U.S. District Court Judge Joseph F. Anderson Jr., an appointee of President Ronald Reagan, ruled that the South Carolina State Election Commission (SEC) could not block the Public Interest Legal Foundation (PILF) from reviewing the Palmetto State’s voter rolls, despite it being an out-of-state organization.

Because voter rolls are a matter of public information under federal law, the National Voter Registration Act of 1993 (NVRA), the SEC could not block PILF from reviewing its Statewide Voter Registration List (SVRL), the court’s opinion explained.

“South Carolina’s prohibition on the distribution of the SVRL to only eligible South Carolina voters conflicts with the NVRA’s mandate that all records concerning maintenance and accuracy activities be made available for ‘public inspection,’” Anderson wrote. “Because adherence to South Carolina law would frustrate application of the Federal mandate, the state law must yield.”

The SEC, South Carolina’s executive agency responsible for administering elections, argued that state law would prohibit PILF from obtaining the voter records because the group is not a “qualified elector” in South Carolina. It therefore blocked PILF’s initial request for the data in February.

PILF is not a South Carolina voter, but “describes itself as a ‘public interest law firm dedicated to election integrity’ which ‘protects the right to vote and preserves the Constitutional framework of American elections through litigation, investigation, research, and education,’” the opinion noted. PILF’s website says it requests similar data from states across the country to feed into its database that sheds light on who is “voting twice or from beyond the grave.”

“We’ve used this data to sue states for failing to do effective list maintenance such as not removing deceased registrants, duplicate voter registrations, and voters who move to another state,” PILF’s website adds.

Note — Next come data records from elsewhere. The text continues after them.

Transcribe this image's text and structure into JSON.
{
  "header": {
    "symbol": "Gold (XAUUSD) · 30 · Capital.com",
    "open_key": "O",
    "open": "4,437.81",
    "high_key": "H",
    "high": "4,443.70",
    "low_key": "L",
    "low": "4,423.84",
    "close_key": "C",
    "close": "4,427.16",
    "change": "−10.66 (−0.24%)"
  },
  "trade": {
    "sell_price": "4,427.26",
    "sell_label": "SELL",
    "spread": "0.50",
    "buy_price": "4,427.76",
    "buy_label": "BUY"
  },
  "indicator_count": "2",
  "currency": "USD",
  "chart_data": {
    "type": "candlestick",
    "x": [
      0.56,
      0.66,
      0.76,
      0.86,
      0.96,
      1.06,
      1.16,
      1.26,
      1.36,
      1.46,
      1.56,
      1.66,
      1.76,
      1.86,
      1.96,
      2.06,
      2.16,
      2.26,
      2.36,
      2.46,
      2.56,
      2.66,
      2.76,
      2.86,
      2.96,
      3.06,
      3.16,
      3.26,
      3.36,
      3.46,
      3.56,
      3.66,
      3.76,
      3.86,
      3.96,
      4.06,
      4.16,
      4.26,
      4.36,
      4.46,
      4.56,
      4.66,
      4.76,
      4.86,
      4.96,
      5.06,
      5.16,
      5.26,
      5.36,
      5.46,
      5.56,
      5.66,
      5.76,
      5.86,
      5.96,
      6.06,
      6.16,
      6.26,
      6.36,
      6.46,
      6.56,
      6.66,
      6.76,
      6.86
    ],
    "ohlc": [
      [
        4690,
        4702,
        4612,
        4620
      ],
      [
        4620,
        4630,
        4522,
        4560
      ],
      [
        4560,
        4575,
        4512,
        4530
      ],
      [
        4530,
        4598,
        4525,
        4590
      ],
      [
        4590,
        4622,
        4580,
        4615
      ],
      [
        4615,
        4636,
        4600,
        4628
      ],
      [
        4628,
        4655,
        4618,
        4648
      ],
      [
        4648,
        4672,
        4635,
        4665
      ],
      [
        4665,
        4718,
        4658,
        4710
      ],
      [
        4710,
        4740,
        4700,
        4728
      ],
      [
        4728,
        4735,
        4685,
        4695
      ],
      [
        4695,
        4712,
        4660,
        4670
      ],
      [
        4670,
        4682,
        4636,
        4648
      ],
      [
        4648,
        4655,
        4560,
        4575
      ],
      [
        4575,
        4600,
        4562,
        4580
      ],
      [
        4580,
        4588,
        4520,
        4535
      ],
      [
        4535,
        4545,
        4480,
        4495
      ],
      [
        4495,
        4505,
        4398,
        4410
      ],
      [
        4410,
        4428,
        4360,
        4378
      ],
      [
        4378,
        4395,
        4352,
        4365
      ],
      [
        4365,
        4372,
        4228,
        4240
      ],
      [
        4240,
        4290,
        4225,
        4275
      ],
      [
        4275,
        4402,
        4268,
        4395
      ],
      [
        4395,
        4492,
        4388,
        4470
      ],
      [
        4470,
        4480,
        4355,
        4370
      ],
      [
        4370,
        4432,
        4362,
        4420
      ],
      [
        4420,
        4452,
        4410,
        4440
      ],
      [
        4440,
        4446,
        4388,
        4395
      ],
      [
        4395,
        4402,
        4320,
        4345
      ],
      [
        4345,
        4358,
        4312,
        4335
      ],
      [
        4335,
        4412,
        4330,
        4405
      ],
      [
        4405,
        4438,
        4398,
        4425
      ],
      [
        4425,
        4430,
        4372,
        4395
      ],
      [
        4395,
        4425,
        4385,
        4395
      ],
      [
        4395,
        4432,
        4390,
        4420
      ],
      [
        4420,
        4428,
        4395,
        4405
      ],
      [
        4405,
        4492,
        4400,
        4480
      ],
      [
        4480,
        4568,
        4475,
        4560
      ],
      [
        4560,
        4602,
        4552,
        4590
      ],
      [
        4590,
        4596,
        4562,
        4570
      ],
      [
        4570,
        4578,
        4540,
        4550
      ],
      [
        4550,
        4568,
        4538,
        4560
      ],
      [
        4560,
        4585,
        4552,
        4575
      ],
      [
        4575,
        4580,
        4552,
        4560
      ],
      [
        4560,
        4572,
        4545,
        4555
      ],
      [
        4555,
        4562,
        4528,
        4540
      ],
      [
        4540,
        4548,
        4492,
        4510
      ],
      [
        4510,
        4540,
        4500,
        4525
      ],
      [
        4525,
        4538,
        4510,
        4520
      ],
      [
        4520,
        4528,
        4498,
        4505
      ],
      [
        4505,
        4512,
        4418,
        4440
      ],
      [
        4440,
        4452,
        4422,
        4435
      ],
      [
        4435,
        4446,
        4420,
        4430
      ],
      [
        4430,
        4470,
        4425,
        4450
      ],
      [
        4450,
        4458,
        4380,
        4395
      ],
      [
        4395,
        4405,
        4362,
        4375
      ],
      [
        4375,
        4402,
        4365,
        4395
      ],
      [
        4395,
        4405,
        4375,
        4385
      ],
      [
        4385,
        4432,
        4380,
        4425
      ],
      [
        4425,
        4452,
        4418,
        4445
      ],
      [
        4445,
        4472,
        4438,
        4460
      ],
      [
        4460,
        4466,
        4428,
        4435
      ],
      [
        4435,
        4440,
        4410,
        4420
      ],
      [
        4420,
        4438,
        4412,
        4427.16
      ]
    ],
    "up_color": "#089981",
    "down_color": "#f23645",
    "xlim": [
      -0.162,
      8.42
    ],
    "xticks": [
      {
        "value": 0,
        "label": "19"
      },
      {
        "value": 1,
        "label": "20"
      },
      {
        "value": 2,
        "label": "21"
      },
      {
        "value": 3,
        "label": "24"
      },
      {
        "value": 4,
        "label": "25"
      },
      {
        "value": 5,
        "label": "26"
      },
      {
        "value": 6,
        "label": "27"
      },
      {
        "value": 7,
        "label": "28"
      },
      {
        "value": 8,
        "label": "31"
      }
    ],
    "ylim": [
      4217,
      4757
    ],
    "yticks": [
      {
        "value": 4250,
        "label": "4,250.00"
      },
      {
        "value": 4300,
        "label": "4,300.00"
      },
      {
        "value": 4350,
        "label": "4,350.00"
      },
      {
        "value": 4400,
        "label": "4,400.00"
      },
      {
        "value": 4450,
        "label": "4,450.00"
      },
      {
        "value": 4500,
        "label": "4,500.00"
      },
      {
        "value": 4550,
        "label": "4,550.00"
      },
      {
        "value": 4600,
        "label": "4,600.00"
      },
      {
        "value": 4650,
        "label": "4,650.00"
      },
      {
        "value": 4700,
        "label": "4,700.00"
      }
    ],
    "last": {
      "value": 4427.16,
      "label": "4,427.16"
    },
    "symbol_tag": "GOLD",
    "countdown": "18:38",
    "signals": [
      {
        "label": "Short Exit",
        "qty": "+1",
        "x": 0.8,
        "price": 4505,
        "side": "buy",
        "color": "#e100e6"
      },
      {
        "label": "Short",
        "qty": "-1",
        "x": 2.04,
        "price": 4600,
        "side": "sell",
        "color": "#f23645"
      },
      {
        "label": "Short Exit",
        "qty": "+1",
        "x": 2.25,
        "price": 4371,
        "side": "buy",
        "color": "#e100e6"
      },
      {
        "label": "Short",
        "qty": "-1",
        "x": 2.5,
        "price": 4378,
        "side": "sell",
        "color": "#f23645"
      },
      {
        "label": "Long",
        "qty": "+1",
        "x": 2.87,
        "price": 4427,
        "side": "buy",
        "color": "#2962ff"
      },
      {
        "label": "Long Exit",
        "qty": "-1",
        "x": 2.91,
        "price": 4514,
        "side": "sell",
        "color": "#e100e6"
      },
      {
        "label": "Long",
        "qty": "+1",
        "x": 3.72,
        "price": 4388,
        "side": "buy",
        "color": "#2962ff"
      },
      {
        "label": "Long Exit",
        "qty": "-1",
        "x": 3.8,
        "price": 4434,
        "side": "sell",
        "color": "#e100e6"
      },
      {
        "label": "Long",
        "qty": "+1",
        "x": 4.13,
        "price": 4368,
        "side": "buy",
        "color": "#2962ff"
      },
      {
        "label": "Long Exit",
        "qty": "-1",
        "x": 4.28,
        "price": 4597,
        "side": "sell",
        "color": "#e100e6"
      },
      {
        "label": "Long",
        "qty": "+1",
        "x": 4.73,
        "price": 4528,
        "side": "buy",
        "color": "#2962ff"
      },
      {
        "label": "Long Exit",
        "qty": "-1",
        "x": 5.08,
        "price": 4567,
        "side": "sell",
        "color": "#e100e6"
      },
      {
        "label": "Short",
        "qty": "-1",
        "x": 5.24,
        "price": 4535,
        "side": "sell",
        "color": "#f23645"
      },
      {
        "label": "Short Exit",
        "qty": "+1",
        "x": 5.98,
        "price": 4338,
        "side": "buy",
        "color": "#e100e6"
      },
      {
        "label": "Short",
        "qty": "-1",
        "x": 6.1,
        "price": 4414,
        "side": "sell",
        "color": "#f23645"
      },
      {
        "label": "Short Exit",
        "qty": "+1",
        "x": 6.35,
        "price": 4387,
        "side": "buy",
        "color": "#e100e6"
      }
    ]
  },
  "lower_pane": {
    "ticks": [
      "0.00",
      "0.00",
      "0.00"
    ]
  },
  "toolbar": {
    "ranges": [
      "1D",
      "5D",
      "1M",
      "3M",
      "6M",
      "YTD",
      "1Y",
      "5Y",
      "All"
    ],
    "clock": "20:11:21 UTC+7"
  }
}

The data includes certain demographic data like sex, race, and age, as well as county and voting district, the decision states.

According to the ruling, the SEC attempted to make the argument that its voter list, which is required by federal law to both be made publicly available and maintained as a list of “all records concerning the implementation of programs and activities conducted for the purpose of ensuring the accuracy and currency of official lists of eligible voters,” is not used for ensuring accuracy, currency, or, as Anderson pointed out, apparently anything at all.

“The SEC’s posited classification of the SVRL looks past the plain language of the NVRA. Put simply, the NVRA is a broad statute which covers all records ‘concerning’ efforts made to maintain an accurate and current list of eligible voters,” Anderson wrote. “How then, can a report which identifies the most updated list of eligible South Carolina voters not be a record concerning the efforts made to ensure an accurate and current list of voters?”

“The SVRL represents the end-product of the State’s list maintenance activities,” he added.